Çok zor bir yılı geride bırakıyoruz. Üstelik size samimiyetsizce kim nasıl sevgi pıtırcığı oynarsa oynasın, haberim şu ki: Daha da zor bir yıl, hatta yıllar bizi bekliyor. Buna da var mısınız?
Avantaların kesildiği, ekonomiden siyasete, yaşam kalitenizden alıştığınız lükslere kadar her şeyin elinizden kayıp gittiği süreçte de, ülke için mücadeleye devam edecek misiniz?
2017 yılının dünya ve ülkemiz için ne getireceğini zaten 2016’daki programlarda da, yazılarda da sık sık anlattık. Elbette önümüzdeki günlerde de yine analiz etmeye devam edeceğiz. Ama yılın son yazısında ben yeni senenin ne götüreceğini anlatmak istiyorum.
Neme lazım tedavülden kalkacak. Artık bu ülkede her geçen gün daha fazla insan ‘neme lazım’ diyemeyecek. Geçinemeyen insanlara bakıp, başını öbür tarafa çeviremeyecek.
Sokakta gördüğü Suriyeli çocukların para için tacizini görmezden gelemeyecek. Aybaşında insanların parası verilmediğinde, alanlar ‘neme lazım’ diyemeyecek.
Evine bir somun ekmek götürürken, aç yatağa giren milyonları görmezden gelemeyecek.
Sarı öküzü verir gibi birilerinin hukuk ihlaline rağmen, karga tulumba götürülmesini ‘neme lazım.
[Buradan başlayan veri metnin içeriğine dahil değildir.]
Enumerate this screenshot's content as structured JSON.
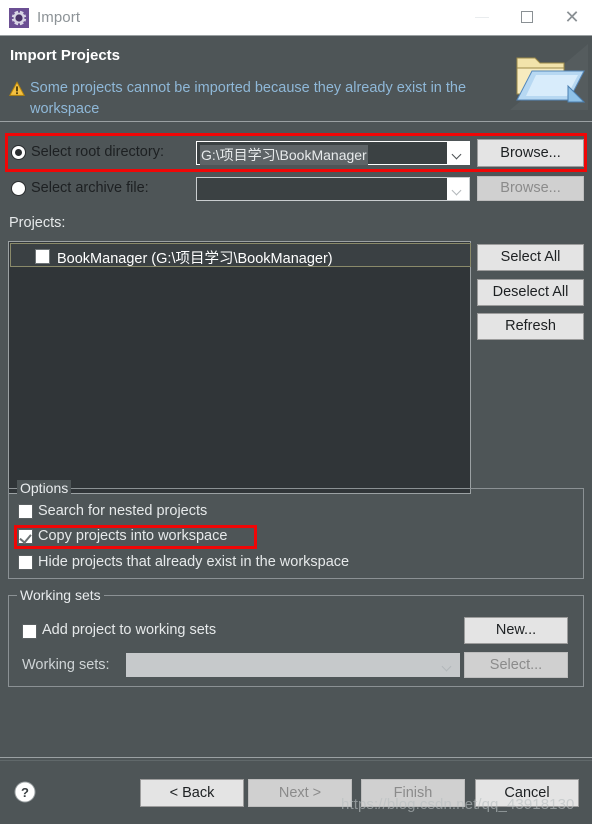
{
  "window": {
    "title": "Import",
    "icon": "eclipse-import-gear-icon",
    "controls": {
      "minimize": "minimize-icon",
      "maximize": "maximize-icon",
      "close": "close-icon"
    }
  },
  "header": {
    "title": "Import Projects",
    "message": "Some projects cannot be imported because they already exist in the workspace",
    "warning_icon": "warning-triangle-icon",
    "banner_icon": "open-folder-import-icon",
    "message_color": "#8fb8d8",
    "background_color": "#4e5557"
  },
  "source": {
    "root_directory": {
      "label": "Select root directory:",
      "selected": true,
      "value": "G:\\项目学习\\BookManager",
      "browse_label": "Browse...",
      "browse_enabled": true
    },
    "archive_file": {
      "label": "Select archive file:",
      "selected": false,
      "value": "",
      "browse_label": "Browse...",
      "browse_enabled": false
    }
  },
  "projects": {
    "label": "Projects:",
    "items": [
      {
        "name": "BookManager (G:\\项目学习\\BookManager)",
        "checked": false,
        "selected": true
      }
    ],
    "buttons": {
      "select_all": "Select All",
      "deselect_all": "Deselect All",
      "refresh": "Refresh"
    }
  },
  "options": {
    "title": "Options",
    "items": [
      {
        "label": "Search for nested projects",
        "checked": false
      },
      {
        "label": "Copy projects into workspace",
        "checked": true
      },
      {
        "label": "Hide projects that already exist in the workspace",
        "checked": false
      }
    ]
  },
  "working_sets": {
    "title": "Working sets",
    "add_checkbox": {
      "label": "Add project to working sets",
      "checked": false
    },
    "combo_label": "Working sets:",
    "combo_value": "",
    "new_button": {
      "label": "New...",
      "enabled": true
    },
    "select_button": {
      "label": "Select...",
      "enabled": false
    }
  },
  "footer": {
    "help_icon": "help-question-icon",
    "buttons": [
      {
        "label": "< Back",
        "enabled": true
      },
      {
        "label": "Next >",
        "enabled": false
      },
      {
        "label": "Finish",
        "enabled": false
      },
      {
        "label": "Cancel",
        "enabled": true
      }
    ]
  },
  "annotations": {
    "highlight_color": "#f00606",
    "boxes": [
      "root-directory-row",
      "copy-projects-into-workspace"
    ]
  },
  "watermark": "https://blog.csdn.net/qq_43918130"
}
Bana dokunmayan yılan bin yaşasın’ deyip, geçiştiremeyecek.
‘Dairelerimi satayım da, ülke fakirlikten kavrulsun’ diyen inşaatçılar, iki sayfa ilan almak için büyüyen tehlikeyi görmezden gelen medya, arıza çıkmasın diye mikrofon arkası konuşmalar yapıp, herkesin önüne geçtiğinde methiyeler düzen işdünyası, işini kaybetmemek için en yakın arkadaşı haksızca kapının önüne konulan işçi kardeşim, üç tane oy kaybetmeyeyim diye idare-i maslahat yapan siyasetçim size kötü bir haberim var.
Artık ‘neme lazım’ deyip işin içinden çıkamayacaksınız.
Kadınlar sokak ortasında öldürülürken, çocuklar eğitimsiz büyütülürken, dünyada kan gövdeyi götürürken, şehit haberleri sonrası sosyal medyada iki ileti yazıp gönül rahatlatılırken, ödeme yapmamakta beis görmezken, otomobil ya da ev alırken, kredi borçluları artışta iken, deli gibi harcama yaparken ‘neme lazım’ diyemeyeceksiniz.
Unutmadan, seven de sevmeyen de Atatürk’ü anlayacak. İçte de dışta da... Çünkü başka çare kalmayacak. Belki yılın bu son yazısında daha umut veren şeyler yazmak vardı. O zaman en büyük umudumu da paylaşayım. Fatura ortaya çıkıp, sizi de etkilediğinde ‘neme lazım’ demeyi bırakıp vatandaş olacaksınız.
Yani 2017 yılının en güzel haberi, bilinçli vatandaş sayısının artacak olması. Böyle mi olmalıydı; fatura bu kadar ağırlaştıktan sonra mı öğrenmeliydik bilemiyorum. Ama hayat öğretir.
Şimdiden sonunda zengin, mutlu ve güçlü bir Türkiye için, çok çalışmayı, yan gelip yatmamayı, yerli mal kullanmanın, gereksiz harcama yapmamanın kötü bir şey olmadığını öğrendiğimiz, ders dolu bir yıl dilerim.